The value of CXorf67 and H3K27me3 for diagnosing germ cell tumors in central nervous system.
10.3760/cma.j.cn112151-20211009-00735
- Author:
Yi Feng LIU
1
;
Xiao Mu HU
1
;
Zun Guo DU
1
;
Yin WANG
1
;
Feng TANG
1
;
Ji XIONG
1
Author Information
1. Department of Pathology, Huashan Hospital, Fudan University, Shanghai 200040, China.

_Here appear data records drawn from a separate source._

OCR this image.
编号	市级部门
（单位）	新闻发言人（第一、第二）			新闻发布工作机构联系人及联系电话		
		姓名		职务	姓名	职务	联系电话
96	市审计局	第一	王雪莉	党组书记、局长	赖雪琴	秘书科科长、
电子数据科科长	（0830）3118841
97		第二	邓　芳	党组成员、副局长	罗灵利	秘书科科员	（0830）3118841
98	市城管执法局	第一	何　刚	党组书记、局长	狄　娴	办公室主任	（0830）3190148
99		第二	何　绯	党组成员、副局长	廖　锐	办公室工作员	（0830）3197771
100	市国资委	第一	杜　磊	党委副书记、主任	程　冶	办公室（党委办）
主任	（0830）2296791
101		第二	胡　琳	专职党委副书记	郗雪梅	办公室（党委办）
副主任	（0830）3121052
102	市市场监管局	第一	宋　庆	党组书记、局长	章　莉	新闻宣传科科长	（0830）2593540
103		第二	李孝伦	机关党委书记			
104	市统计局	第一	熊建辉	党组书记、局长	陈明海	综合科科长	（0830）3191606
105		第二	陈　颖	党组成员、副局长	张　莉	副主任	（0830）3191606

- Publication Type:Journal Article
- MeSH:
Adolescent;
Adult;
Brain Neoplasms/pathology*;
Central Nervous System/pathology*;
Central Nervous System Neoplasms/metabolism*;
Child;
Child, Preschool;
China;
Female;
Germinoma/pathology*;
Histones;
Humans;
Male;
Middle Aged;
Neoplasms, Germ Cell and Embryonal/diagnosis*;
Oncogene Proteins;
Transcription Factors/metabolism*;
Young Adult
- From:
Chinese Journal of Pathology
2022;51(5):407-412
- CountryChina
- Language:Chinese
-
Abstract:
Objective: To investigate immunohistochemical patterns of CXorf67 and H3K27me3 proteins in central nervous system germ cell tumors (GCTs) and to assess their values in both diagnosis and differential diagnosis. Methods: A total of 370 cases of central nervous system GCTs were collected from 2013 to 2020 at Huashan Hospital of Fudan University, Shanghai, China. The expression of CXorf67, H3K27me3 and commonly-used GCT markers including OCT4, PLAP, CD117, D2-40, and CD30 by immunohistochemistry (EnVision method) was examined in different subtypes of central nervous system GCTs. The sensitivity and specificity of each marker were compared by contingency table and area under receiver operating characteristic (ROC) curve. Results: Of the 370 cases there were 282 males and 88 females with a mean age of 19 years and a median age of 17 years (range, 2-57 years). Among the GCTs with germinoma, the proportions of male patients and the patients with GCT located in sellar region were both higher than those of GCTs without germinoma (P<0.05), respectively. CXorf67 was present in the nuclei of germinoma and normal germ cells, but not in other subtypes of GCT. H3K27me3 was negative in germinoma, but positive in the nuclei of surrounding normal cells and GCTs other than germinoma. In the 283 GCTs with germinoma components, the expression rate of CXorf67 was 90.5% (256/283), but no cases were positive for H3K27me3. There was also an inverse correlation between them (r2=-0.831, P<0.01). The expression rates of PLAP, OCT4, CD117 and D2-40 were 81.2% (231/283), 89.4% (253/283), 73.9% (209/283) and 88.3% (250/283), respectively. In 63 mixed GCTs with germinoma components, the expression rate of CXorf67 was 84.1% (53/63), while all cases were negative for H3K27me3. The expression rates of PLAP, OCT4, CD117 and D2-40 were 79.4% (50/63), 79.4% (50/63), 66.7% (42/63) and 87.3% (55/63), respectively. The 6 markers with largest area under ROC curve in ranking order were H3K27me3, CXorf67, D2-40, OCT4, PLAP and CD117 (P<0.05). Conclusions: CXorf67 and H3K27me3 have high sensitivity and high specificity in diagnosing germinoma. There is a significant inverse correlation between them. Therefore, they can both be used as new specific immunohistochemical markers for the diagnosis of GCTs.